If you wonder about the theory behind such a way of evaluating expressions, I should talk a bit about using variables in Unix shells.
As you probably remember, when you're assigning your variable a new value, you're simply specifying the name of the variable to the left of the expression, then use the = sign (it's not just a symbol but an assignment operator by the way), and to the right of this operator goes the expression which represents the new value:
Variable substitution operator
As you also remember, when you want to access the value of the variable, for example to print it out, you use the variable name with a leading $ sign. That's because $, once again, isn't just a fancy symbol, but in fact a special character in Bash – it's a variable substitution operator, which means your Unix script substitutes the variable name you're specifying in the script with the value of the variable:
ubuntu$ echo $MYVAR 3
Using the substitution operator ($) before the name of a variable is crucial. If you omit the $ sign, your shell will think you have simply passed it a text string, and will not recognize it to be a name of the variable:
ubuntu$ echo MYVAR MYVAR
Expression evaluation explained
Coming back to arithmetic evaluations, you can probably see now that a line similar to this:
ubuntu$ ELAPSED=$(($FINISH - $START))
uses the variable substitution operator ($) and it's therefore only logical that the further specified expression gets evaluated and the ELAPSED variable gets assigned with the resulting value.

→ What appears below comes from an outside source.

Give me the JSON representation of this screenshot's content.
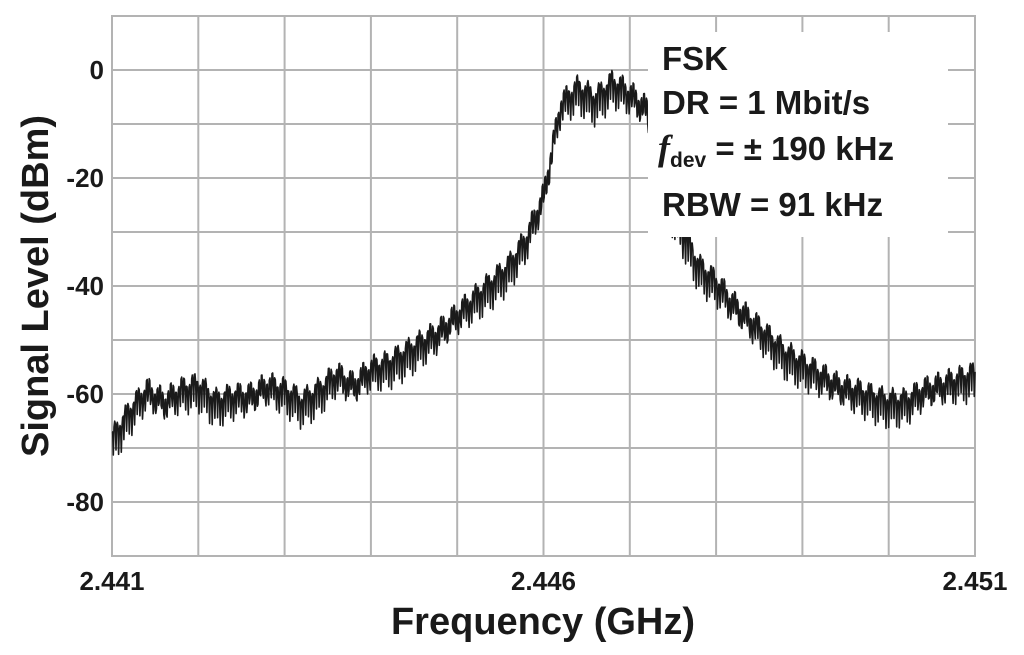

Once again, using $ sign is crucial as without it your shell will not understand you:
ubuntu$ ELAPSED=(($FINISH - $START)) sh: syntax error near unexpected token `('
So, what do you think? I hope this makes sense to you, and will be sure to use this technique from now on – once you get used to it, it's really easy to write and read shell scripts based on this functionality.
Let me know if there's anything else you'd like to hear an explanation of! I'll do my best! 🙂
Thanks for the information!
Nails Carmody says
An equivalent way of perform this statement:
ELAPSED=$(($FINISH – $START))
with bash/ksh is using the let keyword:
let ELAPSED="FINISH – START"
It's a personal choice, but most shell programmers tend to use the method you intially introduced.
You can also set expression entirely withn parenthesis and elimiante some $
((ELAPSED=FINISH – START))
Again, it's personal preference
Finally, in shell programming, it's typical to have to increase/decrease a counter – say by 1. this works:
echo $cnt # should equal 1
alternatively, similar to "C" you could do this:
Just thought you'd like to know.
Thanks a lot. GOd Bless you.
Gleb Reys says
Glad to have helped, Chima!
Bruce Chase says
what would the expression look like if you wanted to add a long list of number?
Gleb Reys says
Hi Bruce, I hope the above like (comment #7) answers your question.
Thanks a lot !! that was really very helpful 🙂
I tried the double bracket assignments but it doesn't work. On my machine it will complain :
test: =: unary operator expected
for the line:
test = $(( $i – $j))
Still don't know what is wrong. But thanks for the explanation!
i dint understand